И стали блаженны все жаждущие, обиженные, страдающие, кроткие. И воздалось всем лучшим, добрейшим, милосердным. И мир стал прекрасен, наконец-то справедлив, достойные получили свою награду. Радовались избранные, соль земли. Спаситель говорил, что так будет, и не могло случиться иначе. И восхищённо внимали Ему ученики, сохраняя в памяти сокровенные мысли Его, и монах, произнося каждое слово, наполнял его верой из своего сердца.

Всепрощение доброты, желание отдать последнее ближнему, простить ему зло – как совершенен мог быть человек. Как прекрасен и безгрешен мог быть каждый слушающий Нагорную проповедь внутри души своей, так звучала она, читаемая монахом. Его сильный, низкий, сочный голос почти пел прекрасные слова, стихи блаженства будущего мира, здесь, на горе, над рекой Саровкой, где каждый день читал он, пустынник, Евангелие.

Монах пошёл вглубь леса, удаляясь от реки, деревья росли всё ближе и ближе друг к другу, совсем вплотную, так, что стало трудно пробираться между ними. Он спустился в низину между двумя холмами, в сердцевину лесной чащи.
Сырость дебрей леса, мох и плесень, полутьма – тайна искушения, слабость плоти человеческой, гора Елеонская пустынника. На коленях перед Господом, мучающимся, нельзя ли, чтобы чаша страшная миновала Его.

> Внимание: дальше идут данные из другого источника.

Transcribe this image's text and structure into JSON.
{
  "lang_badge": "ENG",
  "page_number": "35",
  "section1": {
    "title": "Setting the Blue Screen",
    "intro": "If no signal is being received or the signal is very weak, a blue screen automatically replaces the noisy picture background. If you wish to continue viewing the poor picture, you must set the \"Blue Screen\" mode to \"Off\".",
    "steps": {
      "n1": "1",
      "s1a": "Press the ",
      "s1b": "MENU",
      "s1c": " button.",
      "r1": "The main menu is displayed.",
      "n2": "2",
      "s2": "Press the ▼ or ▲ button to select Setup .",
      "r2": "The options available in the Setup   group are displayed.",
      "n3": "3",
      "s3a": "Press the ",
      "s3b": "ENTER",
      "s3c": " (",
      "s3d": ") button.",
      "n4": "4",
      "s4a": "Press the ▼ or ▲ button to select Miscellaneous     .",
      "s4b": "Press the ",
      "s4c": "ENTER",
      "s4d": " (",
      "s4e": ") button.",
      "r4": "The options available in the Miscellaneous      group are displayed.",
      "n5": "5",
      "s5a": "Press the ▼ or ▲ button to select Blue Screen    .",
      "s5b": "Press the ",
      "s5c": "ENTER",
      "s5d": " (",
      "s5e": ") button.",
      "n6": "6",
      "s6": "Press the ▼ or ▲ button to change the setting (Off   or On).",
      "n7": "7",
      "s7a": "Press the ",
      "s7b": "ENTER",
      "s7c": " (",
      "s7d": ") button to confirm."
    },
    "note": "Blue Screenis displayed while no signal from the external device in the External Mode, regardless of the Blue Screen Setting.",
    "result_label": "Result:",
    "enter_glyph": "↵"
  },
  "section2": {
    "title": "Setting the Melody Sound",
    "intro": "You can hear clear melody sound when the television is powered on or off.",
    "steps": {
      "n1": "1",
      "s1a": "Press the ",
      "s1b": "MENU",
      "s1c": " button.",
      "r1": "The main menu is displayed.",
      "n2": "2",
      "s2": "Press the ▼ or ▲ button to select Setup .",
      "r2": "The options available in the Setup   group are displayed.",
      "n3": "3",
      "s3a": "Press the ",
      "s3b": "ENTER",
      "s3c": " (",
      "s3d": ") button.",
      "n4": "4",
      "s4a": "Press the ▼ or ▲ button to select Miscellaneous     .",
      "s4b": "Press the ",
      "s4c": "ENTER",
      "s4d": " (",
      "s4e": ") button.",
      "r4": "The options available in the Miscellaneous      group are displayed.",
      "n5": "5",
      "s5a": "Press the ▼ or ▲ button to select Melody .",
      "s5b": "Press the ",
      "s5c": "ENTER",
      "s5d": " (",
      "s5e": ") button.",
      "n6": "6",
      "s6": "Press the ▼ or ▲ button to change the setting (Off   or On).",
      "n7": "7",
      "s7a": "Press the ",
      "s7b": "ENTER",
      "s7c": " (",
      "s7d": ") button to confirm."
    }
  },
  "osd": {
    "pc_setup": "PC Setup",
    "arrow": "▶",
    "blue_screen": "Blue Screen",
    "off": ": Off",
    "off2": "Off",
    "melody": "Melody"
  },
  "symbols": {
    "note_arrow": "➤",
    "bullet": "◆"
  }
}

Молитва становится жарче, пот превращается в кровь. Капли багровой крови капают на мох, на траву, надрывая сердце читающему Евангелие пустыннику. Не заснуть, не заснуть душой, как уснули ученики Его, от усталости, от печали! Слаб человек, помилуй Боже, укрепи, помоги в момент выбора. У кого самого хватит сил принять свою чашу, свой крест.

Пронеси, Господи, чашу пронеси, но Твоя воля, не наша! Дай силы, Господи, помолись, Богородица. Где слёзы монаха, где пот кровавый Христа, только круги от капель в поднесённую чашу.

С открытым Евангелием поднялся монах по склону небольшого, поросшего кустарником пригорка на поляну с пожелтевшей травой, засыхающей среди неведомо откуда взявшихся здесь камней. Камень, нагретый солнцем, горячий, жгучий, принял на себя открытую книгу. Здесь читает пустынник о распятии Спасителя, место это назвал он Голгофой.

Поднимается над камнями крест в душную жару полдня, потерявшего милосердие солнца. Не было сил поднять взгляд и увидеть глаза истязаемого Сына Человеческого, боль в них от принятой добровольно муки, ран страдающего тела, гвоздями прибитых к кресту рук и ног.

Не оставляй нас, Боже!
Не оставляй! Почему Ты нас оставляешь?! Твоя воля, но больно как. Умирает, снова умирает Невинный Спаситель, и плачет монах, капают слёзы на Евангелие, наполняя глаза, мешают видеть слова. И стоит Богородица у креста Сына, невозможно смотреть в Её Лицо, разрывается сердце. Навсегда самое страшное, что может быть для матери: пережить страдание и смерть любимого сына.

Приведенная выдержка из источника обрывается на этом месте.